Even as COVID-19 takes its most deadly toll on the oldest Californians, cuts of the magnitude proposed in the Governor’s May Revision put our aging population at even greater risk of injury and death.  As our population ages, so too does the risk of abuse and neglect for seniors with cognitive issues like dementia and Alzheimer’s, calling for more, not fewer, social workers dedicated to working with families and physicians to help seniors age safely.

At the same time, massive layoffs and school closures forced by COVID-19 have put more families in crisis and placed more children in dangerous situations.  Cutting emergency response workers will jeopardize children’s lives, family unity and could result in more children unnecessarily placed in foster care.

Facing one of the worst budget shortfalls in history, the Legislature made painful choices to arrive at the joint Senate/Assembly proposal.  Even with vital lines of safety for youth and older adults preserved, deep cuts to health, behavioral health and other human services programs – which Californians will rely on to help speed recovery from the recession – still will cause significant pain and will fall the hardest on Californians already struggling the most.  

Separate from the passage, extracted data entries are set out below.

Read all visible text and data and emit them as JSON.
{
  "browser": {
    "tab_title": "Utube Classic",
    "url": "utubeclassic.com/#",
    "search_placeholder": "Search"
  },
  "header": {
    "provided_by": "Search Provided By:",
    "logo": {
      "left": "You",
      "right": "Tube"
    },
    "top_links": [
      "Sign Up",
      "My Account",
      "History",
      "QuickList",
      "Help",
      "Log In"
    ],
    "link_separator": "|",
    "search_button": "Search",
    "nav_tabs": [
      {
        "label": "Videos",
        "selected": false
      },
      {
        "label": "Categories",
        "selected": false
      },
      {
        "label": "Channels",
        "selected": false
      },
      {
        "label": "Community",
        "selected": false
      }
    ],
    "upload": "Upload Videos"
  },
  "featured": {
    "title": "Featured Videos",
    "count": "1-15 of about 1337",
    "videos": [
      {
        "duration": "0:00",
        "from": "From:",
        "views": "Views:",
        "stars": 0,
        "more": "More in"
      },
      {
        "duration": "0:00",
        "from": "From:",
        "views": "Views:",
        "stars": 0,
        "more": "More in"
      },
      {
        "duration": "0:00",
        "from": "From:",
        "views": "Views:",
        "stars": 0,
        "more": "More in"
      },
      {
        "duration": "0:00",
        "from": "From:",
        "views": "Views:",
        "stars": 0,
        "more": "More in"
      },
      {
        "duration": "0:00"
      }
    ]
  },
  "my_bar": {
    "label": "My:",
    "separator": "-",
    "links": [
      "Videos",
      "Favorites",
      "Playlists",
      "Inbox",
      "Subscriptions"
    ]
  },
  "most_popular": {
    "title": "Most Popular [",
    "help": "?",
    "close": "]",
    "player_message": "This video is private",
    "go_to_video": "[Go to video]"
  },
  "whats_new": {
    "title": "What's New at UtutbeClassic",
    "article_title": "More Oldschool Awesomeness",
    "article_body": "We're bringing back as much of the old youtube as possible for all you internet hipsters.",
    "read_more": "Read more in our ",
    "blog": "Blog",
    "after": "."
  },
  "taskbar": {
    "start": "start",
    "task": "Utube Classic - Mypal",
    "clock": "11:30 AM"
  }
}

In reviewing this budget, Governor Newsom should follow the lead of the Senators and Assembly Members who stood by their most solemn duty: protecting abused and neglected children for whom the state has legal responsibility, and the older Californians who are counting on California to be their safety net when they face injury, neglect and exploitation. We urge the Governor to accept the proposed $1 billion backfill to county realignment funds as a part of the final budget agreement.